Judge John B. Ellis previously scheduled Haskell, 40, for the hearing on Friday in Department 23, but a court-records search Wednesday showed the defendant, who was last in court on Nov. 9, instead will return at 10 a.m. Feb. 17 to the Justice Center in Fairfield.

The new court date follows a mid-September revelation that the case grew more complex not only with a motion to increase bail but also with Deputy District Attorney Shelly Moore filing several new serious felony charges.

As previously reported, Haskell, a former associate attorney with the Reynolds Law firm in Vacaville and now unemployed and living in Southern California, has sold his home in north Vacaville and remains out of custody after posting $240,000 bail in May. He is represented by Fairfield criminal defense attorney Thomas Maas.

Moore filed an amended criminal complaint on Sept. 15, adding five more counts, four felony charges alleging sexual abuse and one misdemeanor charge alleging physical abuse of a young victim and three of the victim’s siblings.

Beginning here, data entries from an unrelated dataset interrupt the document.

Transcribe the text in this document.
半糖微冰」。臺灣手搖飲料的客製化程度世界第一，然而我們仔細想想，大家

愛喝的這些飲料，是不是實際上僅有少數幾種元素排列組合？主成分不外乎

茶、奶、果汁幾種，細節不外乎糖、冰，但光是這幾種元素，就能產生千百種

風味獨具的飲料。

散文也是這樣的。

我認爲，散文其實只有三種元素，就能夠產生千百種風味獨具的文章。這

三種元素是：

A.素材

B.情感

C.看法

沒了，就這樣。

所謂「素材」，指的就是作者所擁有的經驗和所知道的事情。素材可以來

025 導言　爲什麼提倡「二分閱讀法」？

The new charges, based on an interview with one of the children, adds to the original 13 counts, 10 felonies and three misdemeanors. The initial felony allegations span sexual penetration by a foreign object while the minor victim was unconscious to corporal injury to a child to assault, including strangulation, likely to produce great bodily injury.

The five new charges include four counts of a lewd act on a child and one count of cruelty to a child by inflicting injury, crimes that allegedly occurred between October 2018 and October 2019, according to the amended complaint.

Moore’s revised complaint also indicated the children were “particularly vulnerable” and alleged that the manner in which the crime was carried out “indicates planning, sophistication, or professionalism;” Haskell “took advantage of a position of trust or confidence to commit the offense;” and the allegations “constitute additional aggravating factors.”

In court on Sept. 15, Haskell again pleaded not guilty to the new charges. If convicted at trial, he faces two life sentences, Moore told The Reporter after the morning proceeding.

In his opposition to a bail increase motion, Maas argued that Haskell could not raise an additional $1.1 million in bail, saying the amount “is tantamount to denial of bail” and, therefore, a violation of the Eighth Amendment, a reference to excessive bail. Maas also asserted that the increased bail would violate the so-called “Humphrey decision,” a right in the state Constitution for a defendant to obtain release on bail from pretrial custody, except in certain cases of capital crimes, violent or sexual felonies, and serious threats of violence.

Additionally, Maas noted Haskell, who has no prior criminal record, has been fired from the Reynolds firm, is unable to get a job given the ongoing court proceedings and has surrendered his passport to the court.

On Nov. 7 the court received a pretrial services report from the Solano County Probation Department.

It is unclear from publicly available records if Ellis granted Moore’s motion for a boost in bail.

Maas suggested the defendant has had no contact with the victims since he was arrested and booked into Solano County Jail in May.

Maas added in his filing that one of the four children, a boy, was removed from temporary placement and was alleged to have committed sexual abuse against another minor, claiming during an interrogation that Haskell had “pulled and kicked his penis.” Another child alleged Haskell “years ago had repeatedly stroked her thigh.”